Why does everyone hate on treadmill runners? What’s a nice way to say that running at the gym is just as hard as running outside?
This question gets at something going on in the larger conversation about runners and running: why are we ever competitive about who is the more authentic runner? For example, I’d totally tell you that I’m a runner. I love to run. But over time, I decided I loved my runs best and was most motivated when I do intervals of running and walking. When I explain to people that I do run-walk intervals that aren’t designed for high-intensity training (I do a moderate 9-minute mile while I run and a medium walking pace during my walk intervals), I somehow feel like I have to justify it.
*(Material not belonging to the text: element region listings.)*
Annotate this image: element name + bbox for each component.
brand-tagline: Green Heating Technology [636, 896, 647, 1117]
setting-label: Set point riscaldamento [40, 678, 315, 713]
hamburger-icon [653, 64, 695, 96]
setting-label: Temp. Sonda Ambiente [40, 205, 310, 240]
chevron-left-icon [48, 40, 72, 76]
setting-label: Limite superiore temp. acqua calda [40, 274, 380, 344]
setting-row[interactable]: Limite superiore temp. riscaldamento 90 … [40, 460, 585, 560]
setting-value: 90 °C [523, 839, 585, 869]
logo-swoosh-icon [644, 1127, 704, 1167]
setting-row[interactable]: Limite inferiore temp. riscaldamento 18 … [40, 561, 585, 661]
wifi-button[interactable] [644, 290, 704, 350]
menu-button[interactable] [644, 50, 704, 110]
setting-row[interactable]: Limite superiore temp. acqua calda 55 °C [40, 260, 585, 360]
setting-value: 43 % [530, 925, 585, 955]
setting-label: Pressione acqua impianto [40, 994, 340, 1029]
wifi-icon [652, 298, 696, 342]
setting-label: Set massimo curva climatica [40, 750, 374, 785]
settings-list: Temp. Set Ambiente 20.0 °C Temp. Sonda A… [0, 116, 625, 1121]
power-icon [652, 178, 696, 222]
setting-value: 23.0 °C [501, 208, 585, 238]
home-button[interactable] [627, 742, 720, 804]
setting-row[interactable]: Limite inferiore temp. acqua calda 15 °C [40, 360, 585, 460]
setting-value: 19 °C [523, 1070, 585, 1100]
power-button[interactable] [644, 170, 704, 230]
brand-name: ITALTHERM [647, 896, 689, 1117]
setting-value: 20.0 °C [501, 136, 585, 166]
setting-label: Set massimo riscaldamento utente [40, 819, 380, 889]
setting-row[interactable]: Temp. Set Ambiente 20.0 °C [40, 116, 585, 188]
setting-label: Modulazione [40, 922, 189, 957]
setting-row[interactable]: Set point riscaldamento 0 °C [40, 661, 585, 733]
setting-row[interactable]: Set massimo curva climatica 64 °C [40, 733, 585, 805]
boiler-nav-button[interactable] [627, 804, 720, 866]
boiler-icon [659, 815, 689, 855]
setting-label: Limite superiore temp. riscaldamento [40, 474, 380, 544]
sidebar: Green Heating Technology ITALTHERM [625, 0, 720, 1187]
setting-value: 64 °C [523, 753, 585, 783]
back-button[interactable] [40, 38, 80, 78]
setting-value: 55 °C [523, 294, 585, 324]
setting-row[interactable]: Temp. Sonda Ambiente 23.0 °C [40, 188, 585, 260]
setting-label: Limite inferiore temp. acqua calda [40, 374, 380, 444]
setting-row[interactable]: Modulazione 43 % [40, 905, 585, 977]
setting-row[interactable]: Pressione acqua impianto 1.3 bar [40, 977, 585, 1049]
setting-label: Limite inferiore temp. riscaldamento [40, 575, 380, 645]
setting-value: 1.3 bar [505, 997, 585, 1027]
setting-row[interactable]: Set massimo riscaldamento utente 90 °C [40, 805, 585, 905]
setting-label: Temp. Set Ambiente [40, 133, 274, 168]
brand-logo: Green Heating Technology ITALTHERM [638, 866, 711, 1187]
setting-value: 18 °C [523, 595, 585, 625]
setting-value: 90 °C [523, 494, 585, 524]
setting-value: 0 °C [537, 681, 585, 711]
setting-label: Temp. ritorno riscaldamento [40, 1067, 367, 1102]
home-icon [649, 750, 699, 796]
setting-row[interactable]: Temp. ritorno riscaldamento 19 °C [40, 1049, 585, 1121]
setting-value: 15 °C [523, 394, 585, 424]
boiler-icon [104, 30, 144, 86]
If what motivates you is being able to control your pace and incline or watch a movie while you run…or if you like a temperature-controlled environment and don’t want to worry about cars and dogs…or if it’s because that cute guy or girl you’re dying to talk to runs on the treadmill next to you…the point is, it doesn’t matter! Your run doesn’t have to be through driving snow for you to be a runner. Proudly be a treadmill enthusiast!
If someone makes a disparaging comment after you’ve told them you run on a treadmill, you can always say something like, “Well, I love it. It works for me.” Or try: “I’m pretty happy with my workouts.” A good blank stare with a couple of blinks and then a change of subject can also do the trick. Blink. Blink. “So when’s your next race?” Remember: don’t let someone else’s ego get in your way.